Development experts see real pros and cons to the move. Public health is a huge part of development — in recent years, lot of money has gone into fighting malaria and HIV/AIDS. Yet it’s not necessarily the World Bank’s specialty, says Todd Moss, a senior fellow at the Center for Global Development. “Their strength is in financial management, infrastructure, even agriculture,” Moss says. The World Bank, which provides low-interest loans to developing countries, has actually been shifting away from health in recent years, ceding a lot of HIV/AIDS work to well-funded nonprofits like the Gates Foundation. (That said, the bank’s still a major source of anti-malaria funding.)
Could Kim change that and push the World Bank back toward public health? Moss says that’s not a given. Much of the World Bank’s agenda is set by its 187 shareholder countries. A president can influence that agenda — the previous president, Robert Zoellick, nudged the bank to focus more on tourism development — but mainly at the margins. And the United States, which has a major voice in the bank, may not want to see such a shift. “The United States loves to invest in public health,” Moss says. “But we already have PEPFAR [the government’s AIDS relief program], and the U.S. Agency for International Development is already health-dominated. I’m not sure whether the Treasury Department would want the World Bank to move back into health as well.”

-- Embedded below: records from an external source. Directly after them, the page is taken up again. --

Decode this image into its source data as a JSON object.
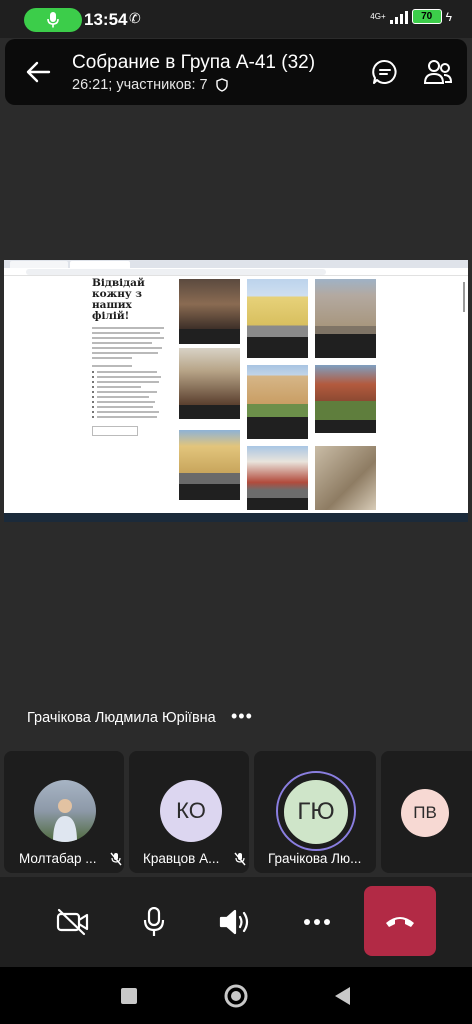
{
  "status_bar": {
    "time": "13:54",
    "network": "4G+",
    "battery": "70"
  },
  "header": {
    "title": "Собрание в Група А-41 (32)",
    "subtitle": "26:21; участников: 7"
  },
  "shared_screen": {
    "heading": "Відвідай кожну з наших філій!",
    "cards": [
      {
        "image": "museum-interior"
      },
      {
        "image": "yellow-mansion"
      },
      {
        "image": "victorian-house"
      },
      {
        "image": "room-interior"
      },
      {
        "image": "classical-building"
      },
      {
        "image": "red-brick-house"
      },
      {
        "image": "yellow-building"
      },
      {
        "image": "white-building"
      },
      {
        "image": "manuscript"
      }
    ]
  },
  "speaker": {
    "name": "Грачікова Людмила Юріївна"
  },
  "participants": [
    {
      "name": "Молтабар ...",
      "avatar_type": "photo",
      "muted": true
    },
    {
      "name": "Кравцов А...",
      "initials": "КО",
      "avatar_color": "#dcd6f0",
      "muted": true
    },
    {
      "name": "Грачікова Лю...",
      "initials": "ГЮ",
      "avatar_color": "#cfe5c9",
      "muted": false
    },
    {
      "name": "",
      "initials": "ПВ",
      "avatar_color": "#f7d9d3",
      "muted": false
    }
  ],
  "colors": {
    "end_call": "#b22a45",
    "mic_pill": "#3ccd4a"
  }
}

Meanwhile, William Easterly, a former World Bank economist and professor at New York University, worries about the pitfalls of having a doctor at the head of the World Bank, rather than someone more economics-oriented. “As president, you’re fundamentally making decisions that are guided by economics,” he says. “You’re trying to divvy up scarce funds and focus on the world’s most pressing needs.”
This is true even in public health, Easterly notes. Economists have found that certain treatments — such as oral rehydration for babies with diarrhea — are terrific bargains, while other investments in antiretroviral drugs for HIV/AIDS may not have as great a payoff. “You have to have the mind-set to allocate scarce funds, rather than approaching the problem as if we have unlimited resources for suffering people,” he says. And Easterly worries that too many doctors and public health experts, in his experience, are resistant to this approach. “Frankly,” he adds, “I see some danger signs in this kind of pick.”
Even if Kim were radically successful in reshaping the World Bank into a public health institution, why in the world would we want to do that? We’ve already got the World Health Organization and a plethora of other organizations with that portfolio. Kim’s a brilliant fellow and, one imagines, a very successful leader. Maybe he can stretch his talents and be an outstanding head banker. But aren’t there some really brilliant people out there with, say, backgrounds in economics, finance, banking, or actually related fields?